The study conducted by CANNEX and Greenwald & Associates found 34% of women are highly concerned about not being able to maintain their standard of living once they retire, compared to only 17% of men. Some 37% of females worry about long-term care expenses in old age, versus just 20% of men. Women place more importance on having GLI at all stages of retirement: early, middle and late; and 76% of them think it important that their essential living expenses be covered by a GLI source, versus 64% of men.

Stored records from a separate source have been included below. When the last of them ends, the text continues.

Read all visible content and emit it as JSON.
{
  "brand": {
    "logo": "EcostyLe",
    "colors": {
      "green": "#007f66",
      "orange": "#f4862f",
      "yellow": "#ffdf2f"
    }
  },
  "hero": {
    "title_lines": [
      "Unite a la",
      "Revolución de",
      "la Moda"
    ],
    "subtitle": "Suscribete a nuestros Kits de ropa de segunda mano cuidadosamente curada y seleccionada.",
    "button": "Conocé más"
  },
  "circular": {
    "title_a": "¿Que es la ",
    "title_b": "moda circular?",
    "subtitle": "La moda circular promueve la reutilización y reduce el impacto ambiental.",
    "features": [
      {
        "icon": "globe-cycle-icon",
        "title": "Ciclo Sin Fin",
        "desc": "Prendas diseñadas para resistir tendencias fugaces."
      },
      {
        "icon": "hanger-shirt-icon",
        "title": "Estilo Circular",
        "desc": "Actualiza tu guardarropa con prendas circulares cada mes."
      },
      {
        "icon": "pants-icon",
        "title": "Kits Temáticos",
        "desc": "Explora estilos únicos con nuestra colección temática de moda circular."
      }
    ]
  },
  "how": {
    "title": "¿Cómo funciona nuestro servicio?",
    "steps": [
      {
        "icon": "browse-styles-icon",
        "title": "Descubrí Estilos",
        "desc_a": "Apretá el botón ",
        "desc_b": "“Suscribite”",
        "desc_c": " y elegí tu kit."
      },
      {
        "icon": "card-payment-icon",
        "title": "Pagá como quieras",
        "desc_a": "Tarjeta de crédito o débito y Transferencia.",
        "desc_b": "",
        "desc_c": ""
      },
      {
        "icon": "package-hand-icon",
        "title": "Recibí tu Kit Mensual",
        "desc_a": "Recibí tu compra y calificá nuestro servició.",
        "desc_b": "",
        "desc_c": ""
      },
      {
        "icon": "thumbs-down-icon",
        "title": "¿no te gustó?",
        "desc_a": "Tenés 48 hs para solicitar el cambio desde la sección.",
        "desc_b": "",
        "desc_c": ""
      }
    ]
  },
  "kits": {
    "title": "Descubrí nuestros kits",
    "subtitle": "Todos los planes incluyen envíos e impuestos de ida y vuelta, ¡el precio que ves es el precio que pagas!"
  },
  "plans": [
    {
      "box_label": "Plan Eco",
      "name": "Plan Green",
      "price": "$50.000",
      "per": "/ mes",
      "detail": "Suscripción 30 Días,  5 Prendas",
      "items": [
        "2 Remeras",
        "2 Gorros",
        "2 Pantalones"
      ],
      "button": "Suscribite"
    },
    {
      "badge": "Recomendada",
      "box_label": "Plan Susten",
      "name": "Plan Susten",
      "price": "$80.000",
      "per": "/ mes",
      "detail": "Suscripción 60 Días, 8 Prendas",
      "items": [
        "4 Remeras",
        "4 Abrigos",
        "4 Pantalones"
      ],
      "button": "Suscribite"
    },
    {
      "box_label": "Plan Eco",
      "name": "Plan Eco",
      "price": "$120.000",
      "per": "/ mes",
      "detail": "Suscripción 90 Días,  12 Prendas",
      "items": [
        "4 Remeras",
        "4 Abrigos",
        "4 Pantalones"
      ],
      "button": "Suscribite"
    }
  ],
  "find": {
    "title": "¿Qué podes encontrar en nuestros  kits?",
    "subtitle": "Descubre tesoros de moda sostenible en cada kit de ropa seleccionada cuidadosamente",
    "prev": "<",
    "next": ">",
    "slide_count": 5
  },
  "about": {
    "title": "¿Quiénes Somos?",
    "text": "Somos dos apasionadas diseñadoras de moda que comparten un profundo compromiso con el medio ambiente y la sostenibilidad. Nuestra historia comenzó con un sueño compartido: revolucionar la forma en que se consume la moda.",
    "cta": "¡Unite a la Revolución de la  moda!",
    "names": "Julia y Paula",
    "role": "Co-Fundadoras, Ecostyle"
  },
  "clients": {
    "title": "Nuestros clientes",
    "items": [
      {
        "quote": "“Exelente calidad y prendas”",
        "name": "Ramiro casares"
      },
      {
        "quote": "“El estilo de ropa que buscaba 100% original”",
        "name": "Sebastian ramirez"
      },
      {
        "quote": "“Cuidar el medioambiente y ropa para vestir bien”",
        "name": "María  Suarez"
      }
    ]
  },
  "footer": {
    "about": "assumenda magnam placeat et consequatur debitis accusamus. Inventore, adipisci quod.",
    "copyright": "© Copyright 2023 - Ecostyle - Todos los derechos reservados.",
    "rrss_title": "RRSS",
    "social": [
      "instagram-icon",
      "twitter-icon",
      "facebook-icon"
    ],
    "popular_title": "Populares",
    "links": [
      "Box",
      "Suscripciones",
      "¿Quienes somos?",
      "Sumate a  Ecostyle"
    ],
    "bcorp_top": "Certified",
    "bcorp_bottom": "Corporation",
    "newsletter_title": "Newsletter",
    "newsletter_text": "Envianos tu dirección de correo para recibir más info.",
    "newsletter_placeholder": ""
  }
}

So you don’t like the term annuity? Then use the alternative equivalent phrase of GLI, or Guaranteed Lifetime Income. As In conclude in the MoneySense column, what’s not to like about those three words? We all need income in retirement and it has to be a plus that it is guaranteed to last for a lifetime.

 

One thought on “Retired Money: Seniors prefer term Guaranteed Lifetime Income to Annuities

  1. Cpp plus oas equals hour much per hourly income if I were working. Does it meet min wage. (Rents in Hamilton require 18 hrs pay to be affordable
    So when retail investors try to top up the income from cpp and oas why isn’t the government cracking down on mainstreet usurious and non compliance with industry protocol rules?
    So cpp plus oas assuming a forty hour work week or thrifty seven and a half works out to how much per hour?
    Then add in the hourly equivalent of income from other efforts to build that nest egg now providing income stream. Then deduct the impact of abusive industry practices .and the retail investor has just had the equivalent of a wage cut.
    Just like atlantic coop employee who had their pensions slashed by 36 per cent.
    So why isn’t the government addressing the slow and steady siphoning of retails financial energy so that they can actually top up basic cpp etc and in a way that will last as long as they do.
    Why is the government allowing the financial industry to work against it and retails efforts to have financial secure retirements
    How many seniors even now can afford to rend a Hamilton apartment using 18 dollars and hour earning bench mark?
    This isn’t about having the government thrown more money at a growing problem but using the resources it has more wisely and to benefit taxpayers not the financial industry .so what is your hourly rate as a retiree?